There is not enough evidence to determine if price variations between agents are justified. Resource impact analysis showed that using clinically appropriate but less expensive options could make savings for the NHS. The analysis is based on the assumptions used in the EAG's economic model and acknowledges the limitations discussed in the external assessment report. The conclusions of the resource impact analysis are that savings would depend on local current practice, prices being paid, and the considerations for choosing the least expensive option (see recommendations 1.3 and 1.4).

Justification for price variation

3.16

The committee discussed the clinical and economic evidence, the user preference assessment and the patient expert's lived experience. It concluded that it was not possible to determine if the price variation between antimicrobial agents was justified by differences in clinical or cost effectiveness. The committee emphasised that an appropriate range of antimicrobial dressings should be available for healthcare professionals to meet the needs of people with locally infected leg ulcers.
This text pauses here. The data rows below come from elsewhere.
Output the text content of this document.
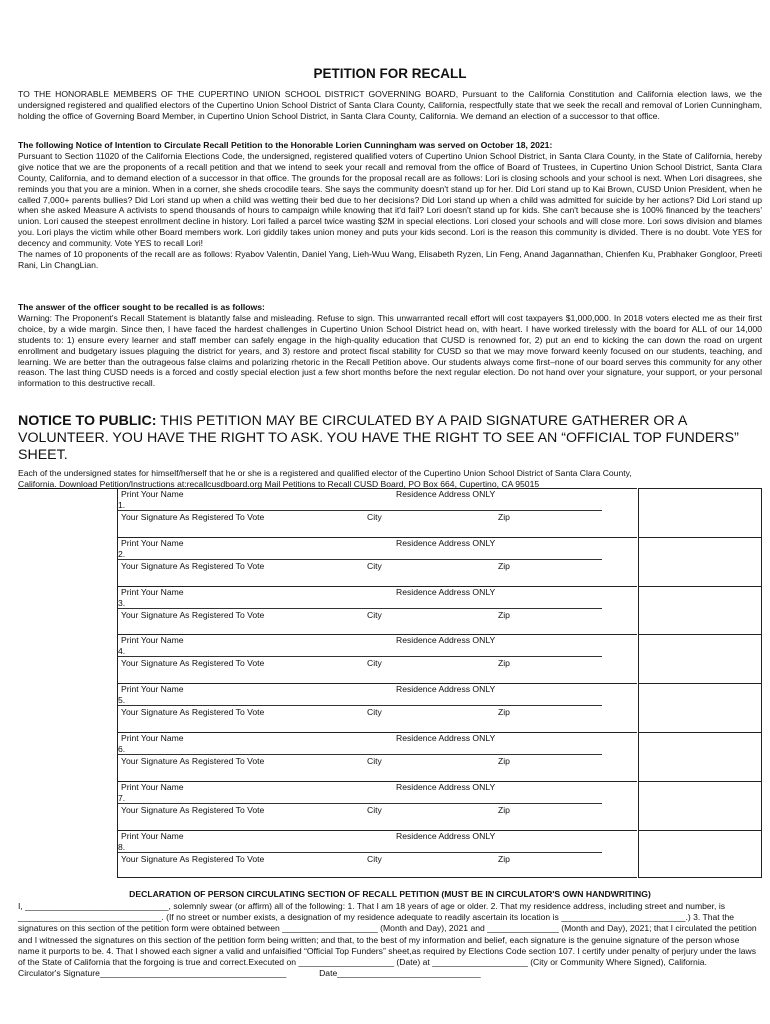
PETITION FOR RECALL

TO THE HONORABLE MEMBERS OF THE CUPERTINO UNION SCHOOL DISTRICT GOVERNING BOARD, Pursuant to the California Constitution and California election laws, we the undersigned registered and qualified electors of the Cupertino Union School District of Santa Clara County, California, respectfully state that we seek the recall and removal of Lorien Cunningham, holding the office of Governing Board Member, in Cupertino Union School District, in Santa Clara County, California. We demand an election of a successor to that office.

The following Notice of Intention to Circulate Recall Petition to the Honorable Lorien Cunningham was served on October 18, 2021:
Pursuant to Section 11020 of the California Elections Code, the undersigned, registered qualified voters of Cupertino Union School District, in Santa Clara County, in the State of California, hereby give notice that we are the proponents of a recall petition and that we intend to seek your recall and removal from the office of Board of Trustees, in Cupertino Union School District, Santa Clara County, California, and to demand election of a successor in that office. The grounds for the proposal recall are as follows: Lori is closing schools and your school is next. When Lori disagrees, she reminds you that you are a minion. When in a corner, she sheds crocodile tears. She says the community doesn't stand up for her. Did Lori stand up to Kai Brown, CUSD Union President, when he called 7,000+ parents bullies? Did Lori stand up when a child was wetting their bed due to her decisions? Did Lori stand up when a child was admitted for suicide by her actions? Did Lori stand up when she asked Measure A activists to spend thousands of hours to campaign while knowing that it'd fail? Lori doesn't stand up for kids. She can't because she is 100% financed by the teachers' union. Lori caused the steepest enrollment decline in history. Lori failed a parcel twice wasting $2M in special elections. Lori closed your schools and will close more. Lori sows division and blames you. Lori plays the victim while other Board members work. Lori giddily takes union money and puts your kids second. Lori is the reason this community is divided. There is no doubt. Vote YES for decency and community. Vote YES to recall Lori!
The names of 10 proponents of the recall are as follows: Ryabov Valentin, Daniel Yang, Lieh-Wuu Wang, Elisabeth Ryzen, Lin Feng, Anand Jagannathan, Chienfen Ku, Prabhaker Gongloor, Preeti Rani, Lin ChangLian.
The answer of the officer sought to be recalled is as follows:
Warning: The Proponent's Recall Statement is blatantly false and misleading. Refuse to sign. This unwarranted recall effort will cost taxpayers $1,000,000. In 2018 voters elected me as their first choice, by a wide margin. Since then, I have faced the hardest challenges in Cupertino Union School District head on, with heart. I have worked tirelessly with the board for ALL of our 14,000 students to: 1) ensure every learner and staff member can safely engage in the high-quality education that CUSD is renowned for, 2) put an end to kicking the can down the road on urgent enrollment and budgetary issues plaguing the district for years, and 3) restore and protect fiscal stability for CUSD so that we may move forward keenly focused on our students, teaching, and learning. We are better than the outrageous false claims and polarizing rhetoric in the Recall Petition above. Our students always come first–none of our board serves this community for any other reason. The last thing CUSD needs is a forced and costly special election just a few short months before the next regular election. Do not hand over your signature, your support, or your personal information to this destructive recall.
NOTICE TO PUBLIC: THIS PETITION MAY BE CIRCULATED BY A PAID SIGNATURE GATHERER OR A VOLUNTEER. YOU HAVE THE RIGHT TO ASK. YOU HAVE THE RIGHT TO SEE AN “OFFICIAL TOP FUNDERS” SHEET.
Each of the undersigned states for himself/herself that he or she is a registered and qualified elector of the Cupertino Union School District of Santa Clara County,
California. Download Petition/Instructions at:recallcusdboard.org Mail Petitions to Recall CUSD Board, PO Box 664, Cupertino, CA 95015
Print Your Name	Residence Address ONLY
1.
Your Signature As Registered To Vote	City	Zip
Print Your Name	Residence Address ONLY
2.
Your Signature As Registered To Vote	City	Zip
Print Your Name	Residence Address ONLY
3.
Your Signature As Registered To Vote	City	Zip
Print Your Name	Residence Address ONLY
4.
Your Signature As Registered To Vote	City	Zip
Print Your Name	Residence Address ONLY
5.
Your Signature As Registered To Vote	City	Zip
Print Your Name	Residence Address ONLY
6.
Your Signature As Registered To Vote	City	Zip
Print Your Name	Residence Address ONLY
7.
Your Signature As Registered To Vote	City	Zip
Print Your Name	Residence Address ONLY
8.
Your Signature As Registered To Vote	City	Zip
DECLARATION OF PERSON CIRCULATING SECTION OF RECALL PETITION (MUST BE IN CIRCULATOR'S OWN HANDWRITING)

I, ______________________________, solemnly swear (or affirm) all of the following: 1. That I am 18 years of age or older. 2. That my residence address, including street and number, is ______________________________. (If no street or number exists, a designation of my residence adequate to readily ascertain its location is __________________________.) 3. That the signatures on this section of the petition form were obtained between ____________________ (Month and Day), 2021 and _______________ (Month and Day), 2021; that I circulated the petition and I witnessed the signatures on this section of the petition form being written; and that, to the best of my information and belief, each signature is the genuine signature of the person whose name it purports to be. 4. That I showed each signer a valid and unfaisified “Official Top Funders” sheet,as required by Elections Code section 107. I certify under penalty of perjury under the laws of the State of California that the forgoing is true and correct.Executed on ____________________ (Date) at ____________________ (City or Community Where Signed), California.
Circulator's Signature_______________________________________	Date______________________________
Evidence needed to show additional value

3.17

The committee concluded that more evidence is needed to justify the price variation between antimicrobial agents used in antimicrobial dressings to treat locally infected leg. It noted that it was not possible to determine the value of individual antimicrobial agents because the available evidence lacked head-to-head comparisons of similar dressings. The committee asked for more evidence using clinical and cost outcomes that can inform a health economic evaluation. It also asked that evidence be collected to evaluate the performance of dressings in the criteria identified in the user preference assessment.